(Host) The union that represents employees at the Vermont State Hospital says it doesn’t make sense to close the aging facility until a more modern replacement is found. Some lawmakers and advocacy groups say the hospital should be shut down. But the hospital workers say the state will always need a place to treat seriously mentally ill Vermonters.
VPR’s John Dillon reports:
(Dillon) Goldy Watson has worked at the Vermont State Hospital for 12 years. According to Watson, the Waterbury institution is the place of last resort for the acutely mentally ill.
(Watson) “We’re the safety net. When nobody else will take this patient, we take them all.”
(Dillon) Watson is deputy nursing administrator at the Waterbury facility, but she says she doesn’t speak for the hospital administration. Instead, she’s an active member of the state employee’s union. And Watson says many of the 180 state hospital workers got very nervous last week when they learned that a health care oversight committee wants to close the hospital.

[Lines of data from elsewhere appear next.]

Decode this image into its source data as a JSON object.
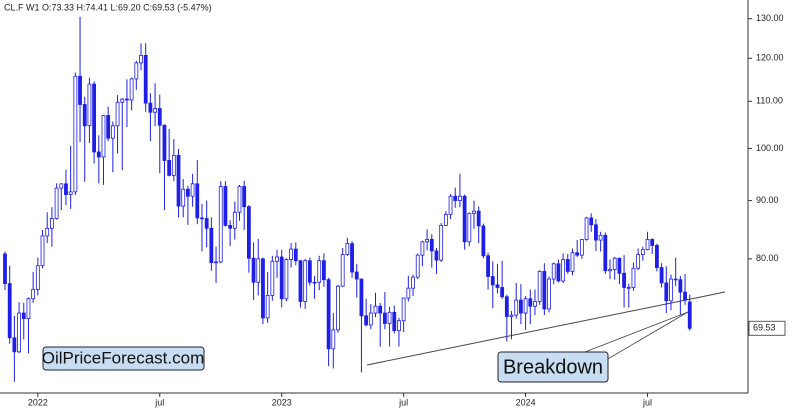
{
  "chart_data": {
    "type": "candlestick",
    "legend_text": "CL.F  W1  O:73.33  H:74.41  L:69.20  C:69.53  (-5.47%)",
    "watermark": "OilPriceForecast.com",
    "annotation": "Breakdown",
    "color": "#1f1fe6",
    "log_scale": true,
    "ylim": [
      61,
      135
    ],
    "yticks": [
      {
        "value": 80,
        "label": "80.00"
      },
      {
        "value": 90,
        "label": "90.00"
      },
      {
        "value": 100,
        "label": "100.00"
      },
      {
        "value": 110,
        "label": "110.00"
      },
      {
        "value": 120,
        "label": "120.00"
      },
      {
        "value": 130,
        "label": "130.00"
      }
    ],
    "categories": [
      null,
      null,
      null,
      null,
      null,
      null,
      null,
      "2022",
      null,
      null,
      null,
      null,
      null,
      null,
      null,
      null,
      null,
      null,
      null,
      null,
      null,
      null,
      null,
      null,
      null,
      null,
      null,
      null,
      null,
      null,
      null,
      null,
      null,
      "jul",
      null,
      null,
      null,
      null,
      null,
      null,
      null,
      null,
      null,
      null,
      null,
      null,
      null,
      null,
      null,
      null,
      null,
      null,
      null,
      null,
      null,
      null,
      null,
      null,
      null,
      "2023",
      null,
      null,
      null,
      null,
      null,
      null,
      null,
      null,
      null,
      null,
      null,
      null,
      null,
      null,
      null,
      null,
      null,
      null,
      null,
      null,
      null,
      null,
      null,
      null,
      null,
      "jul",
      null,
      null,
      null,
      null,
      null,
      null,
      null,
      null,
      null,
      null,
      null,
      null,
      null,
      null,
      null,
      null,
      null,
      null,
      null,
      null,
      null,
      null,
      null,
      null,
      null,
      "2024",
      null,
      null,
      null,
      null,
      null,
      null,
      null,
      null,
      null,
      null,
      null,
      null,
      null,
      null,
      null,
      null,
      null,
      null,
      null,
      null,
      null,
      null,
      null,
      null,
      null,
      "jul",
      null,
      null,
      null,
      null,
      null,
      null,
      null,
      null,
      null
    ],
    "open": [
      80.8,
      76.1,
      68.2,
      66.3,
      71.7,
      70.9,
      73.8,
      75.2,
      78.9,
      83.8,
      85.1,
      86.8,
      92.3,
      93.1,
      91.1,
      91.6,
      115.7,
      109.3,
      104.7,
      113.9,
      99.3,
      98.3,
      106.9,
      102.1,
      104.7,
      109.8,
      110.5,
      110.3,
      115.1,
      118.9,
      120.7,
      109.6,
      107.6,
      108.4,
      104.8,
      97.6,
      94.7,
      98.6,
      89.0,
      92.1,
      90.8,
      93.1,
      86.9,
      86.8,
      85.1,
      79.4,
      79.5,
      92.6,
      85.6,
      85.1,
      87.9,
      92.6,
      88.9,
      80.1,
      76.3,
      80.0,
      71.0,
      74.3,
      79.6,
      80.3,
      73.8,
      79.9,
      81.6,
      79.7,
      73.4,
      79.7,
      76.3,
      76.3,
      79.7,
      76.7,
      66.7,
      69.3,
      75.7,
      80.7,
      82.5,
      77.9,
      76.8,
      71.3,
      70.0,
      71.7,
      72.7,
      71.7,
      70.2,
      71.8,
      69.2,
      70.6,
      73.9,
      75.4,
      77.1,
      80.6,
      82.8,
      83.2,
      81.3,
      79.8,
      85.6,
      87.5,
      90.8,
      90.0,
      90.8,
      82.8,
      87.7,
      88.1,
      85.5,
      80.5,
      77.2,
      75.9,
      75.5,
      74.1,
      71.2,
      71.4,
      73.6,
      71.7,
      73.8,
      72.7,
      73.4,
      78.0,
      72.3,
      76.8,
      79.2,
      76.5,
      79.9,
      78.0,
      81.0,
      80.6,
      83.2,
      86.9,
      85.7,
      83.1,
      83.9,
      78.1,
      78.3,
      80.1,
      77.7,
      75.5,
      75.5,
      78.5,
      80.7,
      81.5,
      83.2,
      82.2,
      78.6,
      76.2,
      73.5,
      76.8,
      76.7,
      74.8,
      73.33
    ],
    "high": [
      81.2,
      78.9,
      71.3,
      73.3,
      73.2,
      74.0,
      77.9,
      80.2,
      84.8,
      87.9,
      88.8,
      93.2,
      93.2,
      95.8,
      100.5,
      116.6,
      130.5,
      111.0,
      115.4,
      114.5,
      102.7,
      107.0,
      108.8,
      105.6,
      111.4,
      110.7,
      115.0,
      115.4,
      119.4,
      123.7,
      123.7,
      111.8,
      114.1,
      111.5,
      105.0,
      104.0,
      101.9,
      99.9,
      94.0,
      92.7,
      95.0,
      97.7,
      89.4,
      90.0,
      87.0,
      82.0,
      93.6,
      93.6,
      86.5,
      89.8,
      92.9,
      93.7,
      89.2,
      82.7,
      83.3,
      80.2,
      77.9,
      80.5,
      81.5,
      81.5,
      80.1,
      82.6,
      82.7,
      79.8,
      80.0,
      80.2,
      77.3,
      80.5,
      80.9,
      77.0,
      71.7,
      75.9,
      81.8,
      83.5,
      82.9,
      79.2,
      76.9,
      73.8,
      73.0,
      74.7,
      73.2,
      74.8,
      72.6,
      72.8,
      71.0,
      74.0,
      77.3,
      77.5,
      80.9,
      83.0,
      84.9,
      84.1,
      81.8,
      86.0,
      88.1,
      91.2,
      92.4,
      95.0,
      91.1,
      87.9,
      90.0,
      88.9,
      85.9,
      81.0,
      79.6,
      79.2,
      79.7,
      74.4,
      72.0,
      76.2,
      76.0,
      74.2,
      75.2,
      75.2,
      78.2,
      79.3,
      77.2,
      79.4,
      79.9,
      80.9,
      80.8,
      81.7,
      83.1,
      83.3,
      87.1,
      87.7,
      86.7,
      84.5,
      84.4,
      79.9,
      80.3,
      80.2,
      80.6,
      76.1,
      79.4,
      81.7,
      82.0,
      84.5,
      83.4,
      82.5,
      79.3,
      78.8,
      77.5,
      80.2,
      77.3,
      77.6,
      74.41
    ],
    "low": [
      75.1,
      67.4,
      62.4,
      66.1,
      68.0,
      66.1,
      73.2,
      74.3,
      78.5,
      82.6,
      82.0,
      86.6,
      88.3,
      89.2,
      88.5,
      91.0,
      101.3,
      93.5,
      101.1,
      97.0,
      93.2,
      92.9,
      101.5,
      95.3,
      99.0,
      95.7,
      104.4,
      108.0,
      112.6,
      117.1,
      107.7,
      101.5,
      104.6,
      95.1,
      88.3,
      94.5,
      93.6,
      87.0,
      87.0,
      85.7,
      88.9,
      85.8,
      81.2,
      81.9,
      78.1,
      76.2,
      79.3,
      85.4,
      82.1,
      83.2,
      86.4,
      84.8,
      77.8,
      73.6,
      74.3,
      70.1,
      70.3,
      73.5,
      77.0,
      72.5,
      73.4,
      78.6,
      79.0,
      72.5,
      72.3,
      75.8,
      73.8,
      75.1,
      75.6,
      64.4,
      64.1,
      68.9,
      75.6,
      80.5,
      77.0,
      74.0,
      63.6,
      69.8,
      69.4,
      71.1,
      67.0,
      69.4,
      67.0,
      68.8,
      67.0,
      69.0,
      73.4,
      74.2,
      76.8,
      78.8,
      81.4,
      78.6,
      77.6,
      79.5,
      85.5,
      86.7,
      88.7,
      88.8,
      81.5,
      82.1,
      85.0,
      82.6,
      80.1,
      75.2,
      72.4,
      74.6,
      73.8,
      67.7,
      68.0,
      70.9,
      70.1,
      69.3,
      70.1,
      71.4,
      72.9,
      71.4,
      71.8,
      76.0,
      76.3,
      76.2,
      77.6,
      77.4,
      80.3,
      80.0,
      83.0,
      84.5,
      81.3,
      81.2,
      77.6,
      76.8,
      76.7,
      76.0,
      72.5,
      72.5,
      75.0,
      78.2,
      79.7,
      81.4,
      80.8,
      78.0,
      75.5,
      71.7,
      72.1,
      75.7,
      71.5,
      72.9,
      69.2
    ],
    "close": [
      76.1,
      68.2,
      66.3,
      71.7,
      70.9,
      73.8,
      75.2,
      78.9,
      83.8,
      85.1,
      86.8,
      92.3,
      93.1,
      91.1,
      91.6,
      115.7,
      109.3,
      104.7,
      113.9,
      99.3,
      98.3,
      106.9,
      102.1,
      104.7,
      109.8,
      110.5,
      110.3,
      115.1,
      118.9,
      120.7,
      109.6,
      107.6,
      108.4,
      104.8,
      97.6,
      94.7,
      98.6,
      89.0,
      92.1,
      90.8,
      93.1,
      86.9,
      86.8,
      85.1,
      79.4,
      79.5,
      92.6,
      85.6,
      85.1,
      87.9,
      92.6,
      88.9,
      80.1,
      76.3,
      80.0,
      71.0,
      74.3,
      79.6,
      80.3,
      73.8,
      79.9,
      81.6,
      79.7,
      73.4,
      79.7,
      76.3,
      76.3,
      79.7,
      76.7,
      66.7,
      69.3,
      75.7,
      80.7,
      82.5,
      77.9,
      76.8,
      71.3,
      70.0,
      71.7,
      72.7,
      71.7,
      70.2,
      71.8,
      69.2,
      70.6,
      73.9,
      75.4,
      77.1,
      80.6,
      82.8,
      83.2,
      81.3,
      79.8,
      85.6,
      87.5,
      90.8,
      90.0,
      90.8,
      82.8,
      87.7,
      88.1,
      85.5,
      80.5,
      77.2,
      75.9,
      75.5,
      74.1,
      71.2,
      71.4,
      73.6,
      71.7,
      73.8,
      72.7,
      73.4,
      78.0,
      72.3,
      76.8,
      79.2,
      76.5,
      79.9,
      78.0,
      81.0,
      80.6,
      83.2,
      86.9,
      85.7,
      83.1,
      83.9,
      78.1,
      78.3,
      80.1,
      77.7,
      75.5,
      75.5,
      78.5,
      80.7,
      81.5,
      83.2,
      82.2,
      78.6,
      76.2,
      73.5,
      76.8,
      76.7,
      74.8,
      73.6,
      69.53
    ]
  }
}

Watson says the state shouldn’t close the hospital until a new facility is built. She says that state workers, not private contractors, should run the new institution.
(Watson) “My staff is trained extensively in dealing with dangerous behavior, with assaultive behavior, with de-escalating situations, and with the concept that we have to use the least force necessary so you can never hit back. So that the patient who is striking you, you can’t hit back, and that’s a difficult concept to promote on an outside level where people aren’t used to somebody coming up and taking a swing at them just because they’re having a bad day.”
(Dillon) The hospital failed a federal inspection last summer and it could lose more than $3 million in federal funding. The Douglas administration is scrambling to make up the funding shortfall and improve conditions at the Waterbury facility.
The state employees’ union agrees with Governor Douglas that the facility can’t be closed anytime soon. But the workers would like to see the hospital eventually moved to another location, preferably one near an existing medical facility.
For Vermont Public Radio, I’m John Dillon in Montpelier.